Low: Monty Python Live (Mostly), at the O2

The ‘re’ era (revival, reissue, re-release) reached a heart-sinking nadir when the Monty Python boys performed their best sketches and grating songs at a string of shows at London’s O2 this year. Monty Python’s lasting appeal rests on the group’s timing, unhinged velocity and daring. Given their advanced ages, none of that gimlet-eyed spirit was present. Add to that the West End dance routines, and all of Python’s original, subversive energy and edge were completely blunted. Unforgivably, the Python team seemed more bored even than the rest of us.

Neil Davenport is a writer and teacher based in London.


Elsa Makouezi chooses…

High: Scandal, a TV drama

In the third season of US political drama series Scandal, we saw more failed attempts by Olivia, a White House crisis-management guru, to ‘fix’ burgeoning political quagmires. This gripping and stylish new season continued to offer a scintillating take on political spin and the sacrifice of the few for the ‘greater good’.

Low: Lucy, a film by Luc Besson

I’m a big fan of Morgan Freeman’s movies, my favourite being the classic Shawshank Redemption, and I was expecting something spectacular with the headline duo of Freeman and Scarlett Johansson in Luc Besson’s Lucy. But when the titular Lucy (Johansson) started morphing into a black substance and eventually became a computer, it was clear this was no longer a winning combo. A strange and bemusing film — and not in a good way.
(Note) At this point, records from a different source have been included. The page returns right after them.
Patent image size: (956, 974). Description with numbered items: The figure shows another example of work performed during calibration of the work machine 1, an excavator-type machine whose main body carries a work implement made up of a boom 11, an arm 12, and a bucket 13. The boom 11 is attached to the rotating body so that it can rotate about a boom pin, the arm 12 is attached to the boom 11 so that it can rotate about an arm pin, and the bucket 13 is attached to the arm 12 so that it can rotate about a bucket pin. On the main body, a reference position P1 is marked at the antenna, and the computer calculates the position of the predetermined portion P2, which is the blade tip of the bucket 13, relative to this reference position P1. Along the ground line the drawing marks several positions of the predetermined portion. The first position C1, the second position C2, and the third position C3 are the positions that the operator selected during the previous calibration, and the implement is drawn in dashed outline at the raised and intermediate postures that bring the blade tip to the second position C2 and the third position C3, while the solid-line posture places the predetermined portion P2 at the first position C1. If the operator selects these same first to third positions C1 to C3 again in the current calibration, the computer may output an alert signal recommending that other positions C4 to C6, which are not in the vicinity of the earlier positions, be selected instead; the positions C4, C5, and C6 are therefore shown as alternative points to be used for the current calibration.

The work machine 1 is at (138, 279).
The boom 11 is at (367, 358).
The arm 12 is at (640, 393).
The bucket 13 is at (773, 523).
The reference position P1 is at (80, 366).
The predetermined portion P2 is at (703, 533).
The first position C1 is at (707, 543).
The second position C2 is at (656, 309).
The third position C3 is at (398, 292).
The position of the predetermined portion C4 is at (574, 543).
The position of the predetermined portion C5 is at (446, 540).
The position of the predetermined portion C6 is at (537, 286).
Elsa Makouezi is editorial assistant at spiked.


Russell McCarthy chooses…

High: Viking: Life and Legend, an exhibition

The British Museum’s Viking: Life and Legend showcased an extraordinary array of Viking artefacts, gathered from museums around the world. But the clear show-stopper was the remains of Roskilde 6, the largest Viking ship ever discovered. The exhibition managed to be even more impressive than the BM’s 2013 highlight, Life and Death in Pompeii and Herculaneum.

Low: BP or Not BP?

BP or Not BP?, a group of failed thespians with a right-on message, continued their (self-)righteous cultural campaign against the ‘evil’ BP this year. It seemed I couldn’t escape from the amateur dramatics of these pompous, talentless loons this year. They seemed to pop up everywhere, from the aforementioned Viking exhibition to the Tate Britain to every demo going. At each stunt, they perform rewritten versions of Shakespeare plays to protest the fuel company’s supposedly corrupting sponsorship of Britain’s cultural sector. ‘Is this a BP logo I see before me?’ Get a life.

Russell McCarthy is staff writer at spiked.


Christian Butler chooses…

High: Before the Dawn, Kate Bush’s live comeback

Before the Dawn, Kate Bush’s first series of concerts in 35 years, saw the singer return to live performance in a maelstrom of hype. But from her first entrance on stage, where a drowning Kate sings ‘And Dream of Sheep’, to an encore crowd sing-along of ‘Cloudbusting’, this show was filled with enough spine-tingling moments to make the wait worthwhile. One of the greatest gigs of my life.

Low: Stephen Ward, a musical by Andrew Lloyd Webber

From the start, Stephen Ward, Lloyd Webber’s new musical, wanted so desperately to be taken seriously. Eschewing the spectacle and bombast that made Lloyd Webber famous, this was a shallow and tedious portrayal of the Profumo affair. In the end, it turned out to be about as stimulating as a Wikipedia article. Stephen Bored, more like.

Christian Butler is a writer based in London.